¿Habrá muerto cuerdo don Quijote?

Ciudad de México, a sábado 23 de enero, 2016.— 



Moribundo don Quijote voltea a ver a Sancho Panza y le dice: ‘Perdóname, amigo, de la ocasión que te he dado de parecer loco como yo, haciéndote caer en el error en que yo he caído de que hubo y hay caballeros andantes en el mundo…’ Y Sancho, llorando, le contesta: ‘No muera su merced, señor mío, sino tome mi consejo y viva muchos años, porque la mayor locura que puede hacer un hombre en esta vida es dejarse morir sin más ni más, sin que nadie le mate ni otras manos le acaben que las de la melancolía.’

Y con esto que leemos, nos preguntamos junto con Margit Frenk si en verdad don Quijote murió cuerdo, tal como lo resuelve en su libro ‘Don Quijote, ¿muere cuerdo?, y otras cuestiones cervantinas’, publicado por el Fondo de Cultura y que viene a cuento este año porque se cumplen los 400 de la muerte de Cervantes (1616) en la casa donde vivía en Madrid, un año después de haber publicado la Segunda Parte del Ingenioso Caballero Don Quijote de la Mancha, en donde éste termina muriendo.

Cervantes sabía que iba a morir, tal como lo escribió en el Prólogo de Los trabajos de Persiles y Segismunda con unas viejas y famosas coplas que dicen: ‘Puesto ya el pie en el estribo, / con las ansias de la muerte, / gran señor, ésta te escribo, / pues partir no puedo vivo’, antes de decirnos que ‘el tiempo es breve, las ansias crecen, las esperanzas menguan y, con todo esto, llevo la vida sobre el deseo que tengo de vivir’, como escribió un año antes de morir.

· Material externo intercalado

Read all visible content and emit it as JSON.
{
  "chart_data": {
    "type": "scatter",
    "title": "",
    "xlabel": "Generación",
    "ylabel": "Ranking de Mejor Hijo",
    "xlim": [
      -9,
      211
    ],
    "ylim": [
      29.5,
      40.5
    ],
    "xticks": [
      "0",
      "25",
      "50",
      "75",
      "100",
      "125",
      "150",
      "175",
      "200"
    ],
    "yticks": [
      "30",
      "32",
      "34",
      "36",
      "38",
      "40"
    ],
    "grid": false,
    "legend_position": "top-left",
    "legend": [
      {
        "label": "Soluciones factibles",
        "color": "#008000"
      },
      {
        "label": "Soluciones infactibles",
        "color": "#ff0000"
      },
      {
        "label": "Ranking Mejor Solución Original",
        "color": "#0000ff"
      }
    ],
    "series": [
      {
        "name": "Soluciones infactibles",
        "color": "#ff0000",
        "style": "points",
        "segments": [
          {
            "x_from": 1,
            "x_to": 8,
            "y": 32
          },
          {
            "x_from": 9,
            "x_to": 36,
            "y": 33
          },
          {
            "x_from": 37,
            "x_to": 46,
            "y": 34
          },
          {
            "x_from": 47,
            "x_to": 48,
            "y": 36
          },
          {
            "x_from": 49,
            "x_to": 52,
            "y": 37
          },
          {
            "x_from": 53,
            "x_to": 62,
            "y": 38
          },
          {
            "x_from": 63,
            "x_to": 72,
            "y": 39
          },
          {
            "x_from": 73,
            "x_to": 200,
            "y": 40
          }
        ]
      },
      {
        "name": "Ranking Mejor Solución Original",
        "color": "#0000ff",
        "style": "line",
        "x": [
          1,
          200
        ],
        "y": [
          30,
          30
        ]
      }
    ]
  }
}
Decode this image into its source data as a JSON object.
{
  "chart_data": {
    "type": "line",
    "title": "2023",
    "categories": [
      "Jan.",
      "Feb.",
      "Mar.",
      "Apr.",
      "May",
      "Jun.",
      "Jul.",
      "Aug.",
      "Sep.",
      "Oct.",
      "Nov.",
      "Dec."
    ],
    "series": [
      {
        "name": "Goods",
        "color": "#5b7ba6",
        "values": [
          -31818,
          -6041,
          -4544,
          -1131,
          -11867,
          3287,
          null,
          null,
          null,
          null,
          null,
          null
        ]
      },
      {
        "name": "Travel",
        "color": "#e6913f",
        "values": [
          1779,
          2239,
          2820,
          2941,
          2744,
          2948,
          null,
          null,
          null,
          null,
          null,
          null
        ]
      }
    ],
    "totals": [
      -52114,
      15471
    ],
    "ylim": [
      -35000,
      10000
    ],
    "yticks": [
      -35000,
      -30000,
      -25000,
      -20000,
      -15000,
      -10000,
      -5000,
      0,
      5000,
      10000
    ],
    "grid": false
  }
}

Uno puede imaginar que una cosa es lo que decimos —o escribimos— y otra, lo que estamos pensando, de tal manera que se dificulta el juicio y por eso, no podemos saber si para esas alturas de su vida sigue siendo el mismo caballero que conocimos en su primera salida urgido por ‘la falta que hacía en el mundo su tardanza, según eran los agravios que pensaba deshacer, tuertos que enderezar, sinrazones que enmendar y abusos que mejorar y deudas que satisfacer’ o si volvió a ser quien era antes.

Por eso estamos encantados de poder seguir, paso a paso, todas y cada una de sus aventuras, como si fuesen las propias, aunque diferentes, como aquella ocasión que se nos ocurrió enderezar algunos tuertos y salvar a la doncella de la locura de su casa llevándola volando a Friburgo en Brisgovia, aunque ya embarazada, para refugiarse en la casa que daba a la calle de la Selva Negra donde ese otro caballero, que se creyó andante, caminaba entre los bosques dándole de vueltas a eso que tenía que ver con el tiempo, el origen y el destino del hombre en general y de sus andanzas en particular.

Pero don Quijote, aparentemente cuerdo, llega de vuelta a su casa y hace su testamento después de ‘un desmayo para tenderse largo a largo, en la cama… Andaba la casa alborotada, pero, con todo comía la sobrina, brindaba el ama y se regocijaba Sancho Panza, que esto del heredar algo borra o templa en el heredero la memoria de la pena…’

Por eso vamos a ver cómo es que Margit encuentra solución a esa duda, cuando leemos cómo trataba de calmarlos asegurando que ‘he sido loco y ya soy cuerdo; fui don Quijote de la Mancha y soy ahora, como he dicho, Alonso Quijano el Bueno.’

En verdad, ¿habrá muerto cuerdo el de la Triste Figura?